Initially, when he had seen Sadie at the trade fair, Leon had assumed that she was made much in the same mould as her cousin. But now he wasn’t nearly so sure.

But he could not afford the luxury of sympathy, Leon warned himself, and unless he had misjudged her Sadie would certainly not welcome receiving it from him.

Raoul gave a careless shrug.

‘Fine—if that’s what you want to do. After all, you’re going to be the boss!’

Going to be, but was not as yet, Raoul reminded himself angrily after Leon had gone.

There was no way he was going to allow Sadie to mess up this deal for him, and no way he was going to risk leaving it to Leon to persuade his cousin to change her mind. Not when Raoul knew that he could do so much more easily and quickly.

In the privacy of his elegant hotel suite, Leon completed the telephone conversation he had been having with his chief executive in Sydney and then went to stand in front of the large window that opened out onto his private balcony.

Sadie’s ownership of the Myrrh formula was a complication he had not anticipated, as was Sadie herself. But he had no intention of using Raoul’s suggested underhand tactics to rectify it! Underhandedness and deceit were weapons of engagement that were never employed in the Stapinopolous business empire—even though once they had been used against it to devastating and almost totally destructive effect.

Leon’s expression hardened. Those dark years when his family had almost lost the business were behind them now, but they had left their mark on him. However, right now it wasn’t the past he was thinking about so much as…

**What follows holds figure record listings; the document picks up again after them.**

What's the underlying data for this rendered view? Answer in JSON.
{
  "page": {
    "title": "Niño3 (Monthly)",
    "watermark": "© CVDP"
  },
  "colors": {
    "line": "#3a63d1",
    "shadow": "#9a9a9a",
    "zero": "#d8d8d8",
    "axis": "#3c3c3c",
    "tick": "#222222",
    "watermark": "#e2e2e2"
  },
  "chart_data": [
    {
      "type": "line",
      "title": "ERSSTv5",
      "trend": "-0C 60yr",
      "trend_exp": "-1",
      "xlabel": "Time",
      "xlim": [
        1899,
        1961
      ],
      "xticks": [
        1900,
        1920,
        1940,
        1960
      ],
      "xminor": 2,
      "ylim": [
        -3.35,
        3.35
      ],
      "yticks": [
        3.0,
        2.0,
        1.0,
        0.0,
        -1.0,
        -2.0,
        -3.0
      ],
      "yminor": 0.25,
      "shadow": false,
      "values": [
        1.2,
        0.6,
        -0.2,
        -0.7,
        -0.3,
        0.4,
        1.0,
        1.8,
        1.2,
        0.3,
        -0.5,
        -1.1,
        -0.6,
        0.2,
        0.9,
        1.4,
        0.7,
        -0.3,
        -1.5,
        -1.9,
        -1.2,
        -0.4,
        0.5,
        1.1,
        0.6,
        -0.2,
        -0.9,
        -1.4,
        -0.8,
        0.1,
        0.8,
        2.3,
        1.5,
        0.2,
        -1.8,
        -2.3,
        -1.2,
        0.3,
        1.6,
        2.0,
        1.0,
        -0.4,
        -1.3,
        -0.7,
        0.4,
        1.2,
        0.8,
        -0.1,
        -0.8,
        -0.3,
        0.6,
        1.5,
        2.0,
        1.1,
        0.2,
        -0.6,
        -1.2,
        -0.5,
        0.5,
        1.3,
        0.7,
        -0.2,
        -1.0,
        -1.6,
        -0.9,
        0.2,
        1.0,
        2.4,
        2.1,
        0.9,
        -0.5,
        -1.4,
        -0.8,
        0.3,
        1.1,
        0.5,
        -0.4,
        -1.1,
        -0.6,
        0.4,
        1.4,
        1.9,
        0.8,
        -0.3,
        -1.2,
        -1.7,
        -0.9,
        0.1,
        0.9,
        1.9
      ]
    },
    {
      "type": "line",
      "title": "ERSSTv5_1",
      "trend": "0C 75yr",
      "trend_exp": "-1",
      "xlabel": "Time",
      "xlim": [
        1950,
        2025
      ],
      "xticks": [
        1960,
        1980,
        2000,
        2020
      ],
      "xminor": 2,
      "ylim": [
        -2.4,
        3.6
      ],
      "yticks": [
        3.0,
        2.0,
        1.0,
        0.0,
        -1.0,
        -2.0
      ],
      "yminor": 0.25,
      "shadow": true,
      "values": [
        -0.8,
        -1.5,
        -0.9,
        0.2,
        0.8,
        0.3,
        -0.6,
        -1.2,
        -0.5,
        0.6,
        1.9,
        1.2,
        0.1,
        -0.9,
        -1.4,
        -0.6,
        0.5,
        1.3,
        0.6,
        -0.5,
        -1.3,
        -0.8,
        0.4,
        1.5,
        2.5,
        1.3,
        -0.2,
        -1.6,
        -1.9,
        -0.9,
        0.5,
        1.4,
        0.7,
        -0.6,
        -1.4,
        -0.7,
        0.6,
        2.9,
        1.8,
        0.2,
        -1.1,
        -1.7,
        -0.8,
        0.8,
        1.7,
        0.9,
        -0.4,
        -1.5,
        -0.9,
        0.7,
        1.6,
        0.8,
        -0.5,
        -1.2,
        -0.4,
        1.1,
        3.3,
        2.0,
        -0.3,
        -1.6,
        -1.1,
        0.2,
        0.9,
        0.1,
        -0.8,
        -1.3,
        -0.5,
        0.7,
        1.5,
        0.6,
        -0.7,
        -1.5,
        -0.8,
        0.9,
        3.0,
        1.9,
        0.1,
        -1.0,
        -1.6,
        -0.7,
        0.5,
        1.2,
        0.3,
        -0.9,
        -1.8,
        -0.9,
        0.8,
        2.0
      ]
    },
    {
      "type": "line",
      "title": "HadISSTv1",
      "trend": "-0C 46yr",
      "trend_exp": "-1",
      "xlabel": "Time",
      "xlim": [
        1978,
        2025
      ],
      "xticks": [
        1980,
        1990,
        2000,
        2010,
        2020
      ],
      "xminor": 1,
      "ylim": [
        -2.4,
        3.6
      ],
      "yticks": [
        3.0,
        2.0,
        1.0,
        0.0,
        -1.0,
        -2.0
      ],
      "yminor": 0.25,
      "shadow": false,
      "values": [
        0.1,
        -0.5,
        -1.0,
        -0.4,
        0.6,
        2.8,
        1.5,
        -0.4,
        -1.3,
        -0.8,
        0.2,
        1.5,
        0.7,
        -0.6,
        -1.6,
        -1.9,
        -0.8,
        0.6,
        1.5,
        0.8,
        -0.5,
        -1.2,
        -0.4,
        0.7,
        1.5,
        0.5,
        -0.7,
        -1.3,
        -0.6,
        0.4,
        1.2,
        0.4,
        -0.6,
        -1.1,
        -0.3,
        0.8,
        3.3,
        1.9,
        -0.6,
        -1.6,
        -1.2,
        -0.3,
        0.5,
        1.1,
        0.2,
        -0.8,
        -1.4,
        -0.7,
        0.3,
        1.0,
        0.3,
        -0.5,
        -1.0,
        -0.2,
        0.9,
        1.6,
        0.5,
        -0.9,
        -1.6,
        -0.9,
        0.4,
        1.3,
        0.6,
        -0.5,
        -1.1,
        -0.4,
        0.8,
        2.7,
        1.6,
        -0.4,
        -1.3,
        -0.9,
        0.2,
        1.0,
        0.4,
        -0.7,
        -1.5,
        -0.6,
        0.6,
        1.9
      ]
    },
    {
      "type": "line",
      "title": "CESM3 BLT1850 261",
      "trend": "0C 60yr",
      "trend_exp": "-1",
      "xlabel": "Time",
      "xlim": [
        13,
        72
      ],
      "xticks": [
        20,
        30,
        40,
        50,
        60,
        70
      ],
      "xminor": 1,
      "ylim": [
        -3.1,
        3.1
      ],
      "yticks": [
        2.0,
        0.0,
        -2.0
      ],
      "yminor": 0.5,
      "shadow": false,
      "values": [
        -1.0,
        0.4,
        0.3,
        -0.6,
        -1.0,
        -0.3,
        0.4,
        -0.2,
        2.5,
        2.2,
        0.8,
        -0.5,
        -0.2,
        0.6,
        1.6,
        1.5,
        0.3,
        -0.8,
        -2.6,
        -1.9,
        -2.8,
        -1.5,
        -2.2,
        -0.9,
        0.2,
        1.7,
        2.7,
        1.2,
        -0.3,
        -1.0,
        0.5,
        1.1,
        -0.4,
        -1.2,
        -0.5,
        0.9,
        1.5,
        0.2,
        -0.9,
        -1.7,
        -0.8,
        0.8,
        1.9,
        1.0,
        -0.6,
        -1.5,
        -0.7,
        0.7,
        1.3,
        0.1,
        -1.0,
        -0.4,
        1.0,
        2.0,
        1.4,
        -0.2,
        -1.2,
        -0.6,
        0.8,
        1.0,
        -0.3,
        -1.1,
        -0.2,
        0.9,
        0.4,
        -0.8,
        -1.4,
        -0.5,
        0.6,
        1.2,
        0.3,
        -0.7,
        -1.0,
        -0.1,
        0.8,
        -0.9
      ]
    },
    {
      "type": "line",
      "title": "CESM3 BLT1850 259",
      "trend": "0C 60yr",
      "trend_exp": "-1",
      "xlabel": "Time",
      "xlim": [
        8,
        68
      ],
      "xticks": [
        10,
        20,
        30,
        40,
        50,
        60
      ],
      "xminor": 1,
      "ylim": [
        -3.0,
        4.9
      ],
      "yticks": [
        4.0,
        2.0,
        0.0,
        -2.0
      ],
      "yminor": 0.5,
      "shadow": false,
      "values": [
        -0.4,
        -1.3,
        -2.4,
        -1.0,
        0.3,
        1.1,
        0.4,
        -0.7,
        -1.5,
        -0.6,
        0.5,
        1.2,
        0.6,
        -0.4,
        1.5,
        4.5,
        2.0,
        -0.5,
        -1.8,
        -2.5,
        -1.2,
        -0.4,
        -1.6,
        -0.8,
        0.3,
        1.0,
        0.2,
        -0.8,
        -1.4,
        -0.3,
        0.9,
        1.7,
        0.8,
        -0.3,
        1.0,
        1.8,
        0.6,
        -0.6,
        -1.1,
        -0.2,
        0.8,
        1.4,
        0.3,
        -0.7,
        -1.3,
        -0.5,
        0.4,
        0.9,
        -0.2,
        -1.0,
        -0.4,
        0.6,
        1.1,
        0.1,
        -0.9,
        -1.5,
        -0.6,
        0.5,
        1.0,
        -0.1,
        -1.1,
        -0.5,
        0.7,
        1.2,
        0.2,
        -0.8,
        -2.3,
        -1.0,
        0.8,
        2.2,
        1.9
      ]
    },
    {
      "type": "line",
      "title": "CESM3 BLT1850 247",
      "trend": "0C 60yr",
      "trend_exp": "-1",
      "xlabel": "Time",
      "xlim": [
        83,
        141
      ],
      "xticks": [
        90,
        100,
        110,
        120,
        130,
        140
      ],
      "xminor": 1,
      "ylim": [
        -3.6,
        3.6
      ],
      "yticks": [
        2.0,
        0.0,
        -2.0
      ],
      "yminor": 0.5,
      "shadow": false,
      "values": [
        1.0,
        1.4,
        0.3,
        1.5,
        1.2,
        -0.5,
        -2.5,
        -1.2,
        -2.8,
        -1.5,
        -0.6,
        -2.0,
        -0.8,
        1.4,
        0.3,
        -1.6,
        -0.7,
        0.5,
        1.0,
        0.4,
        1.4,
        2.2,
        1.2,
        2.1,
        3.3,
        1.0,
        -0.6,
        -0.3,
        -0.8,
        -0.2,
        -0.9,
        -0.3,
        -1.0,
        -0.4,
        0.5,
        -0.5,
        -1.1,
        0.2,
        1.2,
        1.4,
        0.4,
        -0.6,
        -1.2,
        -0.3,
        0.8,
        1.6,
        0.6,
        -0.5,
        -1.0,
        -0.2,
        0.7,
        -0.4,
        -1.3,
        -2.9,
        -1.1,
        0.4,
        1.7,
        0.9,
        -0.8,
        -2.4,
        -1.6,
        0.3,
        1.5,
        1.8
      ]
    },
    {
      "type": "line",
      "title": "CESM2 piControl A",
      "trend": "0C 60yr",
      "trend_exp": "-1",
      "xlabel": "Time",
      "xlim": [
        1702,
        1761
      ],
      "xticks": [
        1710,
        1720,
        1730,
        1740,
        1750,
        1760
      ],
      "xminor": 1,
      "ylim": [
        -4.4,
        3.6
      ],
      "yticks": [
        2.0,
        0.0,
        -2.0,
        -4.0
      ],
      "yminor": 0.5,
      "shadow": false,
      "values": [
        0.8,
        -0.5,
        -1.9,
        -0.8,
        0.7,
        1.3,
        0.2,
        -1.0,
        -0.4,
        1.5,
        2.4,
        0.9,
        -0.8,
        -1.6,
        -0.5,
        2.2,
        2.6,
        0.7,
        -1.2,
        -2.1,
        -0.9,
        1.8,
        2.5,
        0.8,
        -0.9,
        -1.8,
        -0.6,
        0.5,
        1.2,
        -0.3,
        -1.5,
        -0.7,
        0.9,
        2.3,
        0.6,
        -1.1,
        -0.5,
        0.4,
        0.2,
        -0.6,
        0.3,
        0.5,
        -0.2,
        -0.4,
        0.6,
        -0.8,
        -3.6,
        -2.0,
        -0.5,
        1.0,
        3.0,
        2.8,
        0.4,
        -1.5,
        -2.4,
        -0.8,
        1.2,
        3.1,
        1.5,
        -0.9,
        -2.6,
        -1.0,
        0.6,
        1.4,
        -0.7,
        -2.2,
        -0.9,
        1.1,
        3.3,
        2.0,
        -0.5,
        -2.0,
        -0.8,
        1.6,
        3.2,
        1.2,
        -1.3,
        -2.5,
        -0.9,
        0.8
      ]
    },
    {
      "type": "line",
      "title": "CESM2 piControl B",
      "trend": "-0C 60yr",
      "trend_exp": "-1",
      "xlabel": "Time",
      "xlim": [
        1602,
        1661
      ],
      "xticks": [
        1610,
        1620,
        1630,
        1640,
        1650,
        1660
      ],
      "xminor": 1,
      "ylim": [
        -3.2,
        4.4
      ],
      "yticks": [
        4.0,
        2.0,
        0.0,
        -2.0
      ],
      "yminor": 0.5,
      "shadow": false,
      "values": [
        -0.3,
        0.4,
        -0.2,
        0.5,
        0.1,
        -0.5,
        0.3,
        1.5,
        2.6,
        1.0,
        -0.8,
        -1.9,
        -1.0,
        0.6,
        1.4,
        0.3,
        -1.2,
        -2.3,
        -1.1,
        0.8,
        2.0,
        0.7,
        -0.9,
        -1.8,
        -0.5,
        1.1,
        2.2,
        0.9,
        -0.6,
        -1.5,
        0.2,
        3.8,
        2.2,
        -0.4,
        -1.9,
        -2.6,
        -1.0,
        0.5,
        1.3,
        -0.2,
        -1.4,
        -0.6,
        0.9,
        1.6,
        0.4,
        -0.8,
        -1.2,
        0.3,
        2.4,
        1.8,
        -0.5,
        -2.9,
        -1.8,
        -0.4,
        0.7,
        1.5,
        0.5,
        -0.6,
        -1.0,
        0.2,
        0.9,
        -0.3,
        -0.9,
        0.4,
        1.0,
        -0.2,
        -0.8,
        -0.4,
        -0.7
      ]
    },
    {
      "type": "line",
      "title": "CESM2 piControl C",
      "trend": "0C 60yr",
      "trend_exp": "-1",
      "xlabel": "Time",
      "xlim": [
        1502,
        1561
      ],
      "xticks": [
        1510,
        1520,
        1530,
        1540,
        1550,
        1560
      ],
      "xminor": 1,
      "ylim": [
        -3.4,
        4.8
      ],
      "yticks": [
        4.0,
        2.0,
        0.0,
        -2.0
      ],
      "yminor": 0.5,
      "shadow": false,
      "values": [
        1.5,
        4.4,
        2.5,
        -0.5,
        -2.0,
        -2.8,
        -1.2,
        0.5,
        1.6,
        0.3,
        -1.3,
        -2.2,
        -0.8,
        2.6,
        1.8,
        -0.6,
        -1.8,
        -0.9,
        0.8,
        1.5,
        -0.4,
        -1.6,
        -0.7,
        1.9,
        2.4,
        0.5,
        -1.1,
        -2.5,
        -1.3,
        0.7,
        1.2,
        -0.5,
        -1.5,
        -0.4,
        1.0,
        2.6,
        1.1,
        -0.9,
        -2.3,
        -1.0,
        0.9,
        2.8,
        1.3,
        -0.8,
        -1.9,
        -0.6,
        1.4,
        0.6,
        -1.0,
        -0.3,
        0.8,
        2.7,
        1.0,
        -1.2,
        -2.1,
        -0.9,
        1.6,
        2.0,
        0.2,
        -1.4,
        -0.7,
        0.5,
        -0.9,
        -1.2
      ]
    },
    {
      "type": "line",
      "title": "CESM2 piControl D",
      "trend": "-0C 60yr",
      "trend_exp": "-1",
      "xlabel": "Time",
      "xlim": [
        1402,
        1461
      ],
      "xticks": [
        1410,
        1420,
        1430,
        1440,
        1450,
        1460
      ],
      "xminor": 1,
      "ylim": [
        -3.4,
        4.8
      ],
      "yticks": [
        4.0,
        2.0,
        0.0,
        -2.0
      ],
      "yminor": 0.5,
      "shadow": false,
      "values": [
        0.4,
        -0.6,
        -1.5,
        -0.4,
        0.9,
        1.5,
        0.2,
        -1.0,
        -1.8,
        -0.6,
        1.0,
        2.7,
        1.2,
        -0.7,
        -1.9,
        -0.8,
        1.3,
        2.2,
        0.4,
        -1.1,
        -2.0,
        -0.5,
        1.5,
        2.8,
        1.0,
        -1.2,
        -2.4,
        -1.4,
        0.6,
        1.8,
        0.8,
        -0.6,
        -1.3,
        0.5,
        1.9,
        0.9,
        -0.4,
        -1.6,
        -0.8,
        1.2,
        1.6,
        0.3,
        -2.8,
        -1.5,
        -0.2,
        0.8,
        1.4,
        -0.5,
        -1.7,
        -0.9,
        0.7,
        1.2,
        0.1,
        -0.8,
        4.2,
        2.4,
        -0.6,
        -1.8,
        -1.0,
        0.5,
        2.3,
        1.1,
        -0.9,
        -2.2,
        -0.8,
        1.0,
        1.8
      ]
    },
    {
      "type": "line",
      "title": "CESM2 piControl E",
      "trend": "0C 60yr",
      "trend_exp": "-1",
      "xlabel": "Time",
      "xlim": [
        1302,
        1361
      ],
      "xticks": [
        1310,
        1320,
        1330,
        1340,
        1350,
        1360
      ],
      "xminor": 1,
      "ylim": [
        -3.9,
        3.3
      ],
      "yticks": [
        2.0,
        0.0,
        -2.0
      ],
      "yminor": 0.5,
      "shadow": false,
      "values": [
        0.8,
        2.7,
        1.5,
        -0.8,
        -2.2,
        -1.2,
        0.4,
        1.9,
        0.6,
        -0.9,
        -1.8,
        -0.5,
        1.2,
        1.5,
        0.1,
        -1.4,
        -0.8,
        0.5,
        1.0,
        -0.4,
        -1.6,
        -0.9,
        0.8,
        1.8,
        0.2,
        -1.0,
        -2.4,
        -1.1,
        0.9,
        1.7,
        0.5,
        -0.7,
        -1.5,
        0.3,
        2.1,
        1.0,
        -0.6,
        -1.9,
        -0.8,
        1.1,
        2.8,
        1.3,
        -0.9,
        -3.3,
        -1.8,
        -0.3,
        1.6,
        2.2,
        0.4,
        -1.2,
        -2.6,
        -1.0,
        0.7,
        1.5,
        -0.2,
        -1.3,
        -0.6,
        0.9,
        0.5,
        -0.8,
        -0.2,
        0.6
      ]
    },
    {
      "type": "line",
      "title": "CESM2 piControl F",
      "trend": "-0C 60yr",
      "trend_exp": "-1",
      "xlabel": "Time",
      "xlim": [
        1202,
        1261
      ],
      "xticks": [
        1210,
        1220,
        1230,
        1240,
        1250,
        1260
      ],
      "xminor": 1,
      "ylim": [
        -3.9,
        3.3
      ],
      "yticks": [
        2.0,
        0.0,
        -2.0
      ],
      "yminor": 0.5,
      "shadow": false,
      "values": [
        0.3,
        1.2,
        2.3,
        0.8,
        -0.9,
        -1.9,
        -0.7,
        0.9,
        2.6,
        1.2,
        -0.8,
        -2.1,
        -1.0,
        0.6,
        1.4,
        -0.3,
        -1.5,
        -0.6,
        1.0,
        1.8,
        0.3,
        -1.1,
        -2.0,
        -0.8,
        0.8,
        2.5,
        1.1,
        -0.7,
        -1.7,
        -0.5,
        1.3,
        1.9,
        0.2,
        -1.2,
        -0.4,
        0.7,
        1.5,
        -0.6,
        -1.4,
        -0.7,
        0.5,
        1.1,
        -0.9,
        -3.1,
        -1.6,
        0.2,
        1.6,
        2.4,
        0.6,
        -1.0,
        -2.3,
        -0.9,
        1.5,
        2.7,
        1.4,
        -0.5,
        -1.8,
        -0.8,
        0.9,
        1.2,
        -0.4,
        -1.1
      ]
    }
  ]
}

A little grimly Leon acknowledged that he wasn’t sure which had distracted him the most—the tantalising length of Sadie’s slim legs encased in the jeans she had been wearing, or the intensity with which her eyes had reflected her every emotion.

She was, he decided grimly, impossibly stubborn, fiercely passionate and hopelessly idealistic. She was a go-it-aloner, a renegade from the conventional business and profit-focused world of modern perfumes. She was, in short, trouble every which way there was. A zealot, a would-be prophet, intent on stirring up all kinds of disorder and destined to cause chaos!

She would make his board of directors shake in their corporate shoes and question his financial judgement for even thinking about wanting to get involved in a business in which she played even the smallest part.

Did she really believe that it was feasible to produce what amounted to a handmade scent in the quantities needed to satisfy a mass-market appetite at an affordable price, using old-fashioned methods and natural raw materials?

He was already facing opposition from some members of his board over his plans to acquire Francine—but it was an opposition he fully intended to quash! An opposition he had to quash if he was not to find himself in danger of being voted off his own board!

‘Why Francine?’ one of his co-directors had demanded belligerently. ‘Hell, Leon, there are dozens of other perfume houses in far better financial condition, with more assets, and—’

‘It is precisely because Francine is Francine that I want it,’ Leon had countered coolly. ‘The name has a certain resonance. An allure. And because of its current run-down state we can acquire it at a reasonable cost and build up a completely new profile for it. The new Francine perfume, when it comes on the market, is going to be the perfume to wear.’